Key threats to lion populations in South Africa include habitat loss, human-wildlife conflict, poaching, disease outbreaks, and illegal wildlife trade. These threats contribute to the decline of lion populations and require ongoing conservation efforts to ensure their long-term survival.

The stability of lion populations relies on key factors, including the growth of their population, maintenance of genetic diversity, and most significantly, the preservation of their natural habitat.

To ensure genetic diversity, the lions in Babanango Game Reserve will be managed as part of a meta-population (populations of sub-populations within a defined area), and will be joined in the near future by four females sourced from other areas in South Africa.

Over the past five years, the Babanango Game Reserve has undertaken an extensive game trans-location initiative, sensitively reintroducing close to 2 500 large mammal species back into the area, where once such species roamed freely.

This successful endeavour has included the reintroduction of endangered Black Rhinos and rare antelope like oribi and klipspringer.

The reserve incorporates a significant portion of land that has been invested by three community trusts from the region, whose commitment plays a crucial role in long-term conservation success.

The income generated through land leases, conservation levies, and other benefits from the reserve is vital for the economic well-being of the surrounding communities.

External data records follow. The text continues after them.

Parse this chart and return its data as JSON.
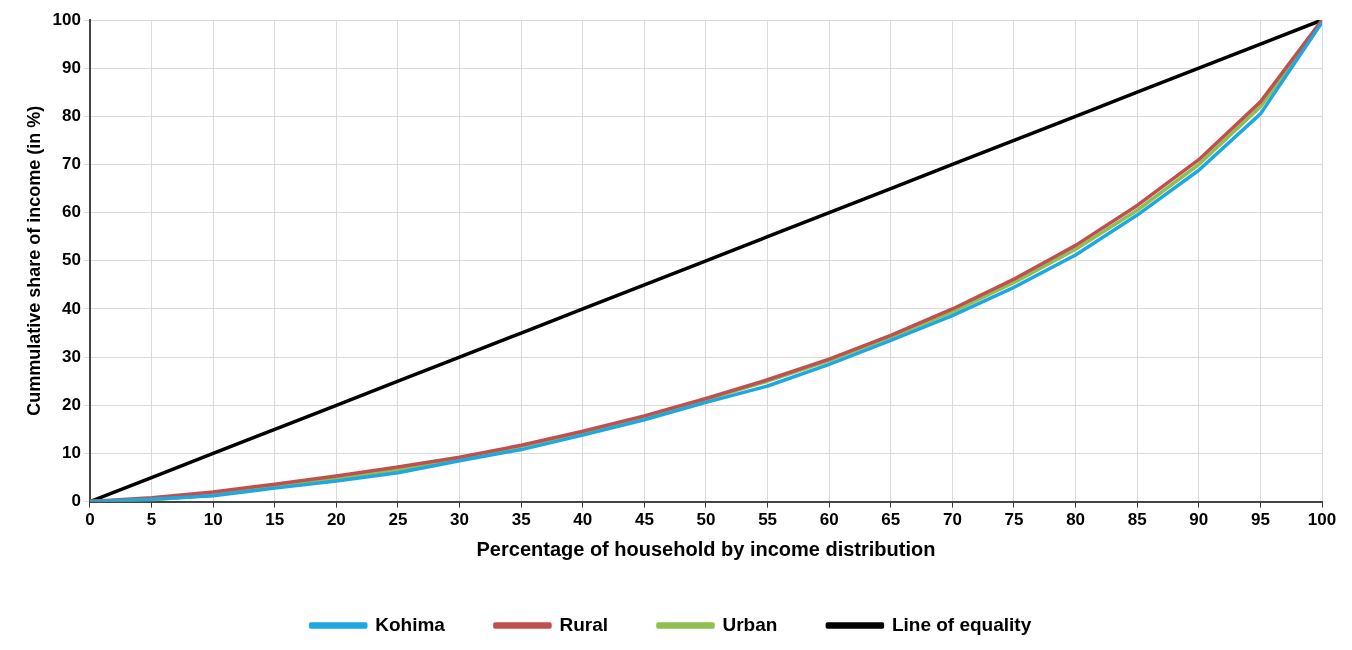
{
  "chart_data": {
    "type": "line",
    "xlabel": "Percentage of household by income distribution",
    "ylabel": "Cummulative share of income (in %)",
    "x": [
      0,
      5,
      10,
      15,
      20,
      25,
      30,
      35,
      40,
      45,
      50,
      55,
      60,
      65,
      70,
      75,
      80,
      85,
      90,
      95,
      100
    ],
    "series": [
      {
        "name": "Kohima",
        "color": "#1fa7df",
        "values": [
          0,
          0.5,
          1.2,
          2.8,
          4.3,
          6,
          8.5,
          10.8,
          13.8,
          17,
          20.6,
          24,
          28.5,
          33.5,
          38.6,
          44.5,
          51.2,
          59.5,
          68.8,
          80.5,
          99.5
        ]
      },
      {
        "name": "Rural",
        "color": "#c0504d",
        "values": [
          0,
          0.8,
          2,
          3.6,
          5.3,
          7.2,
          9.2,
          11.7,
          14.6,
          17.8,
          21.4,
          25.3,
          29.6,
          34.5,
          40,
          46.2,
          53.2,
          61.5,
          71,
          83,
          100
        ]
      },
      {
        "name": "Urban",
        "color": "#8fbf4f",
        "values": [
          0,
          0.4,
          1.3,
          3.2,
          4.8,
          6.6,
          9,
          11.5,
          14.4,
          17.6,
          21.2,
          25,
          29.3,
          34.2,
          39.4,
          45.5,
          52.4,
          60.5,
          70,
          82,
          99.5
        ]
      },
      {
        "name": "Line of equality",
        "color": "#000000",
        "values": [
          0,
          5,
          10,
          15,
          20,
          25,
          30,
          35,
          40,
          45,
          50,
          55,
          60,
          65,
          70,
          75,
          80,
          85,
          90,
          95,
          100
        ]
      }
    ],
    "xlim": [
      0,
      100
    ],
    "xticks": [
      0,
      5,
      10,
      15,
      20,
      25,
      30,
      35,
      40,
      45,
      50,
      55,
      60,
      65,
      70,
      75,
      80,
      85,
      90,
      95,
      100
    ],
    "ylim": [
      0,
      100
    ],
    "yticks": [
      0,
      10,
      20,
      30,
      40,
      50,
      60,
      70,
      80,
      90,
      100
    ],
    "grid": true,
    "legend": "bottom",
    "marker": "none",
    "line_style": "solid"
  }
}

Chris Galliers of Conservation Outcomes said that “introducing lions as one of the final species in the rewilding process is no small feat. Many important requirements from food sources to infrastructure, need to be adequately in place before any lion is released.”

The reintroduction of lions after an absence of more than a century is a symbol of the culmination of years of investments by stakeholders including the three Community Trusts, the majority landowners.

“To hear the sound of a lion’s roar reverberating through the valleys of Babanango Game Reserve, the heart of Zululand, will be the sound of another conservation success in this incredible project,” Galliers said.

Babanango Game Reserve is committed to its mission of rewilding, and the reintroduction of “The King of Beasts” is a crucial milestone in the reserve’s conservation efforts. In addition, the reserve and its new suite of lodges, is now positioning itself as an impressive tourism product for local and overseas tourists.